My thought really quickly: LLMs are very good at tasks based on understanding of language, such as translation and copy editing the writings of someone not literate enough to write in proper English—and no, I don’t need LLMs to write good English (I also have had an em-dash on my customized keyboard mapping for well over a decade).

However, I know multiple people who use LLMs to get relationship advice or other services best left to a therapist, and this example of how they can’t correctly answer a question about whether to drive or walk to a car wash is a good example which I can use to show people they can’t ask a LLM whether to go out with someone/stay together with someone or give them a lot of space, because while LLMs speak languages well, they can’t do other tasks.

Another example: There’s a story going around that a Chess world champion played a LLM at Chess, and not only won, but won without losing a single piece. Naturally, AI can play Chess well enough to defeat him, but the technology used is something called “NNUE” (a different AI tech) along with alpha-beta pruning, not an LLM.

As an aside, a Chess engine strong enough to defeat world champions is fun to play with, because I can ask it questions like “Looking at all 20 of White’s legal first moves, which move makes the game as balanced as possible, giving White and Black equal winning chances?” and it will give me an answer like “1. a3” (the exact answer depends on how deep we search, but 1. a3 comes up at 21-ply and 35-ply deep searches). There’s even a version of this Chess engine which can play a lot of Chess Variants, so I can ask it questions like “given a larger board with two new pieces, one that moves like a knight or bishop, another that moves like a knight or rook, and given a particular opening setup, which White move gives him the most winning chances, and how much of an advantage does White have in this opening setup?
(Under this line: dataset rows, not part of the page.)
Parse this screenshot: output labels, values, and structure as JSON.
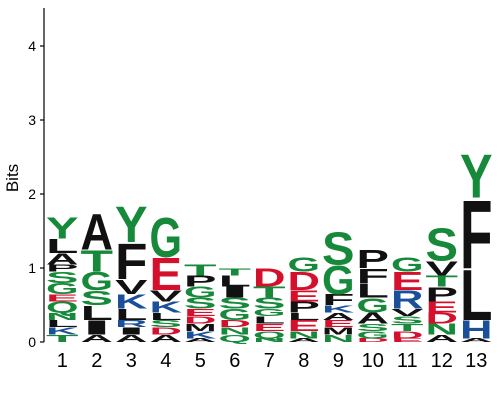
{
  "colors": {
    "green": "#17893a",
    "black": "#111111",
    "red": "#d4102c",
    "blue": "#1b4f9a",
    "purple": "#8a2a8a",
    "axis": "#000000"
  },
  "chart_data": {
    "type": "sequence-logo",
    "ylabel": "Bits",
    "ylim": [
      0,
      4.5
    ],
    "yticks": [
      0,
      1,
      2,
      3,
      4
    ],
    "positions": [
      "1",
      "2",
      "3",
      "4",
      "5",
      "6",
      "7",
      "8",
      "9",
      "10",
      "11",
      "12",
      "13"
    ],
    "stacks": [
      [
        {
          "l": "T",
          "h": 0.1
        },
        {
          "l": "K",
          "h": 0.1
        },
        {
          "l": "L",
          "h": 0.1
        },
        {
          "l": "N",
          "h": 0.1
        },
        {
          "l": "Q",
          "h": 0.15
        },
        {
          "l": "E",
          "h": 0.1
        },
        {
          "l": "G",
          "h": 0.15
        },
        {
          "l": "S",
          "h": 0.15
        },
        {
          "l": "P",
          "h": 0.1
        },
        {
          "l": "A",
          "h": 0.15
        },
        {
          "l": "L",
          "h": 0.2
        },
        {
          "l": "Y",
          "h": 0.3
        }
      ],
      [
        {
          "l": "A",
          "h": 0.1
        },
        {
          "l": "I",
          "h": 0.2
        },
        {
          "l": "L",
          "h": 0.2
        },
        {
          "l": "S",
          "h": 0.2
        },
        {
          "l": "G",
          "h": 0.25
        },
        {
          "l": "T",
          "h": 0.3
        },
        {
          "l": "A",
          "h": 0.5
        }
      ],
      [
        {
          "l": "A",
          "h": 0.1
        },
        {
          "l": "I",
          "h": 0.1
        },
        {
          "l": "R",
          "h": 0.1
        },
        {
          "l": "L",
          "h": 0.15
        },
        {
          "l": "K",
          "h": 0.2
        },
        {
          "l": "V",
          "h": 0.2
        },
        {
          "l": "F",
          "h": 0.5
        },
        {
          "l": "Y",
          "h": 0.5
        }
      ],
      [
        {
          "l": "A",
          "h": 0.1
        },
        {
          "l": "D",
          "h": 0.1
        },
        {
          "l": "S",
          "h": 0.1
        },
        {
          "l": "L",
          "h": 0.1
        },
        {
          "l": "K",
          "h": 0.15
        },
        {
          "l": "V",
          "h": 0.15
        },
        {
          "l": "E",
          "h": 0.45
        },
        {
          "l": "G",
          "h": 0.55
        }
      ],
      [
        {
          "l": "A",
          "h": 0.05
        },
        {
          "l": "K",
          "h": 0.1
        },
        {
          "l": "M",
          "h": 0.1
        },
        {
          "l": "D",
          "h": 0.1
        },
        {
          "l": "E",
          "h": 0.1
        },
        {
          "l": "S",
          "h": 0.15
        },
        {
          "l": "G",
          "h": 0.15
        },
        {
          "l": "P",
          "h": 0.15
        },
        {
          "l": "T",
          "h": 0.15
        }
      ],
      [
        {
          "l": "Q",
          "h": 0.1
        },
        {
          "l": "N",
          "h": 0.1
        },
        {
          "l": "D",
          "h": 0.1
        },
        {
          "l": "G",
          "h": 0.15
        },
        {
          "l": "S",
          "h": 0.15
        },
        {
          "l": "I",
          "h": 0.15
        },
        {
          "l": "L",
          "h": 0.15
        },
        {
          "l": "T",
          "h": 0.1
        }
      ],
      [
        {
          "l": "N",
          "h": 0.05
        },
        {
          "l": "Q",
          "h": 0.1
        },
        {
          "l": "E",
          "h": 0.1
        },
        {
          "l": "L",
          "h": 0.1
        },
        {
          "l": "G",
          "h": 0.1
        },
        {
          "l": "S",
          "h": 0.15
        },
        {
          "l": "T",
          "h": 0.15
        },
        {
          "l": "D",
          "h": 0.25
        }
      ],
      [
        {
          "l": "A",
          "h": 0.05
        },
        {
          "l": "N",
          "h": 0.1
        },
        {
          "l": "E",
          "h": 0.15
        },
        {
          "l": "L",
          "h": 0.1
        },
        {
          "l": "P",
          "h": 0.15
        },
        {
          "l": "E",
          "h": 0.15
        },
        {
          "l": "D",
          "h": 0.25
        },
        {
          "l": "G",
          "h": 0.2
        }
      ],
      [
        {
          "l": "N",
          "h": 0.1
        },
        {
          "l": "M",
          "h": 0.1
        },
        {
          "l": "E",
          "h": 0.1
        },
        {
          "l": "A",
          "h": 0.1
        },
        {
          "l": "K",
          "h": 0.1
        },
        {
          "l": "F",
          "h": 0.15
        },
        {
          "l": "G",
          "h": 0.4
        },
        {
          "l": "S",
          "h": 0.45
        }
      ],
      [
        {
          "l": "D",
          "h": 0.05
        },
        {
          "l": "G",
          "h": 0.1
        },
        {
          "l": "S",
          "h": 0.1
        },
        {
          "l": "A",
          "h": 0.15
        },
        {
          "l": "G",
          "h": 0.2
        },
        {
          "l": "L",
          "h": 0.2
        },
        {
          "l": "F",
          "h": 0.2
        },
        {
          "l": "P",
          "h": 0.25
        }
      ],
      [
        {
          "l": "E",
          "h": 0.05
        },
        {
          "l": "D",
          "h": 0.1
        },
        {
          "l": "T",
          "h": 0.1
        },
        {
          "l": "S",
          "h": 0.1
        },
        {
          "l": "V",
          "h": 0.1
        },
        {
          "l": "R",
          "h": 0.25
        },
        {
          "l": "E",
          "h": 0.25
        },
        {
          "l": "G",
          "h": 0.2
        }
      ],
      [
        {
          "l": "A",
          "h": 0.1
        },
        {
          "l": "N",
          "h": 0.15
        },
        {
          "l": "D",
          "h": 0.15
        },
        {
          "l": "E",
          "h": 0.15
        },
        {
          "l": "P",
          "h": 0.2
        },
        {
          "l": "T",
          "h": 0.15
        },
        {
          "l": "V",
          "h": 0.2
        },
        {
          "l": "S",
          "h": 0.45
        }
      ],
      [
        {
          "l": "A",
          "h": 0.05
        },
        {
          "l": "H",
          "h": 0.25
        },
        {
          "l": "L",
          "h": 0.7
        },
        {
          "l": "F",
          "h": 0.95
        },
        {
          "l": "Y",
          "h": 0.6
        }
      ]
    ]
  }
}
What about an opening move to give both White and Black equal winning chances?”

You are implying that an exception was added to the models, to treat this query not by processing it normally, but redirecting it to a special lookup table.

I think a better explanation, which captures the fact that the cheapest models still don't consistently answer it correctly, is that ithe question originated from free-tier users. Models these users have access to are still vulnerable to the "auto complete on stereoids" critique.

Later this question was noticed by users of paid models, models which have reasoning. Asking such a model, and turning reasoning on, will answer the question correctly. This explains the alleged shift.

As to why such shitty models are even offered, given that the vulnerability to create bad publicity such as this? Better than nothing, and the usual query of this length and type (question about day-to-day with minimal stakes), can be answer correctly even without reasoning. And as reasoning costs money, it would be wasteful to use it on queties which can be answered without it.

Later this question was noticed by users of paid models, models which have reasoning. Asking such a model, and turning reasoning on, will answer the question correctly.

I link a comment stating that this question failed on what is considered one of the better reasoning models roughly half the time. Other individuals on paid models are also seeing the failure, if you read the thread. It's non-deterministic, but the failures are consistently there.